கர்ப்ப கால ஸ்கேன்
Growth Scan (Third Trimester Ultrasound)
Checks your baby's size, growth, and wellbeing in the third trimester
இது என்ன ஸ்கேன்?
A growth scan is a third trimester ultrasound (typically from 28 weeks onwards) that measures your baby's size and estimates fetal weight. The sonographer measures four key parameters: Biparietal Diameter (BPD — head width), Head Circumference (HC), Abdominal Circumference (AC — the most sensitive indicator of nutrition), and Femur Length (FL — thigh bone length). These measurements are entered into a formula to calculate the Estimated Fetal Weight (EFW). Amniotic fluid volume and placental position are also assessed.
இது ஏன் செய்யப்படுகிறது?
Growth scans are done to check that your baby is growing at the expected rate along the growth curve for their gestational age. A baby growing well is reassuring. A baby growing too slowly (Small for Gestational Age or Fetal Growth Restriction) may indicate placental insufficiency — the placenta is not delivering enough nutrition and oxygen. A baby growing too large (Large for Gestational Age) may be seen in gestational diabetes. Serial growth scans (repeating every 2–4 weeks) are more informative than a single scan, as they track the trajectory of growth.
என்ன எதிர்பார்க்கலாம்
A growth scan is similar to other abdominal ultrasounds — gel on the belly, probe moved to measure the baby from different angles. It typically takes 20–30 minutes. The sonographer will also assess amniotic fluid (either as Amniotic Fluid Index/AFI or Single Deepest Pocket/SDP) and may include a Doppler assessment of blood flow if indicated. Results are plotted on a growth chart by your doctor to see whether measurements are tracking on a consistent percentile.
சாதாரண முடிவுகள்
- ✓ EFW (Estimated Fetal Weight) between the 10th and 90th percentile for gestational age
- ✓ Abdominal circumference (AC) on the expected growth curve
- ✓ AFI (Amniotic Fluid Index) 8–24cm, OR Single Deepest Pocket (SDP) 2–8cm
- ✓ Fetal growth velocity consistent — not dropping across percentiles between scans
- ✓ Placental position and maturity appropriate for gestation
எப்போது கவலைப்பட வேண்டும்
- EFW below the 10th percentile — Small for Gestational Age (SGA); may need Doppler assessment
- EFW below the 3rd percentile — Severe FGR (Fetal Growth Restriction); close monitoring required
- EFW above the 90th percentile — Large for Gestational Age (LGA); seen in uncontrolled GDM
- Growth velocity dropping — crossing two or more percentile lines downward between scans
- Oligohydramnios (AFI < 5cm or SDP < 2cm) — reduced fluid is a sign of fetal compromise
- Polyhydramnios (AFI > 24cm) — associated with GDM or fetal swallowing problems
அடிக்கடி கேட்கப்படும் கேள்விகள்
How accurate is the estimated fetal weight from a growth scan?
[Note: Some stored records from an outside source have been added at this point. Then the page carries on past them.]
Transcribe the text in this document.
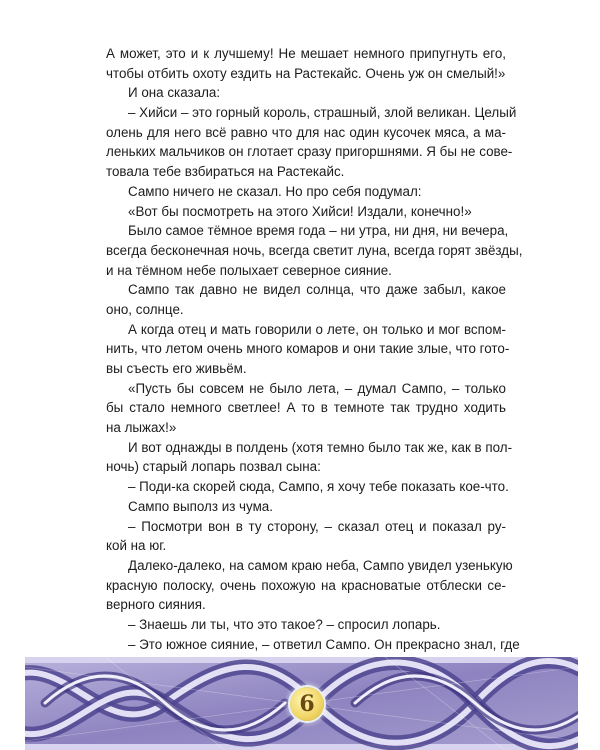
А может, это и к лучшему! Не мешает немного припугнуть его,
чтобы отбить охоту ездить на Растекайс. Очень уж он смелый!»
И она сказала:
– Хийси – это горный король, страшный, злой великан. Целый
олень для него всё равно что для нас один кусочек мяса, а ма-
леньких мальчиков он глотает сразу пригоршнями. Я бы не сове-
товала тебе взбираться на Растекайс.
Сампо ничего не сказал. Но про себя подумал:
«Вот бы посмотреть на этого Хийси! Издали, конечно!»
Было самое тёмное время года – ни утра, ни дня, ни вечера,
всегда бесконечная ночь, всегда светит луна, всегда горят звёзды,
и на тёмном небе полыхает северное сияние.
Сампо так давно не видел солнца, что даже забыл, какое
оно, солнце.
А когда отец и мать говорили о лете, он только и мог вспом-
нить, что летом очень много комаров и они такие злые, что гото-
вы съесть его живьём.
«Пусть бы совсем не было лета, – думал Сампо, – только
бы стало немного светлее! А то в темноте так трудно ходить
на лыжах!»
И вот однажды в полдень (хотя темно было так же, как в пол-
ночь) старый лопарь позвал сына:
– Поди-ка скорей сюда, Сампо, я хочу тебе показать кое-что.
Сампо выполз из чума.
– Посмотри вон в ту сторону, – сказал отец и показал ру-
кой на юг.
Далеко-далеко, на самом краю неба, Сампо увидел узенькую
красную полоску, очень похожую на красноватые отблески се-
верного сияния.
– Знаешь ли ты, что это такое? – спросил лопарь.
– Это южное сияние, – ответил Сампо. Он прекрасно знал, где
6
The EFW from ultrasound has an error margin of approximately ±10–15% — so a baby estimated at 2.5kg could weigh anywhere between 2.1kg and 2.9kg at birth. This variability is inherent to the method. EFW is most useful for identifying trends over serial scans rather than as a single definitive measurement.
My baby is on the 20th percentile — is that normal?
Yes. Percentile simply means where your baby ranks among 100 babies of the same gestational age. The 20th percentile means 80 out of 100 babies are larger. Being on any percentile between 10 and 90 is considered normal, and what matters is that your baby stays on a consistent percentile across multiple scans — not that they are on a higher one.
What is the difference between SGA and FGR?
SGA (Small for Gestational Age) simply means the baby measures below the 10th percentile — they may be constitutionally small (healthy, just small parents) with no cause for concern. FGR (Fetal Growth Restriction) means the baby is failing to reach its growth potential because of a problem — usually placental insufficiency. FGR is diagnosed when growth is poor AND Doppler blood flow shows abnormalities. Not all SGA babies have FGR.
How often will I need growth scans?
For a low-risk pregnancy, a single growth scan at 28–32 weeks is often sufficient. For higher-risk pregnancies (twins, GDM, hypertension, previous SGA baby, reduced movements), growth scans are done every 2–4 weeks from 28 weeks, sometimes more frequently. Your doctor decides the schedule based on your specific situation.
Does a large baby always mean I will need a C-section?
Not necessarily. EFW estimates have significant margins of error. Many 'large on scan' babies deliver vaginally without difficulty. Your doctor considers multiple factors — actual EFW, your pelvis, diabetes control, baby's position, and clinical examination — before making any delivery planning decisions. A single large EFW estimate alone is rarely the sole reason for a C-section.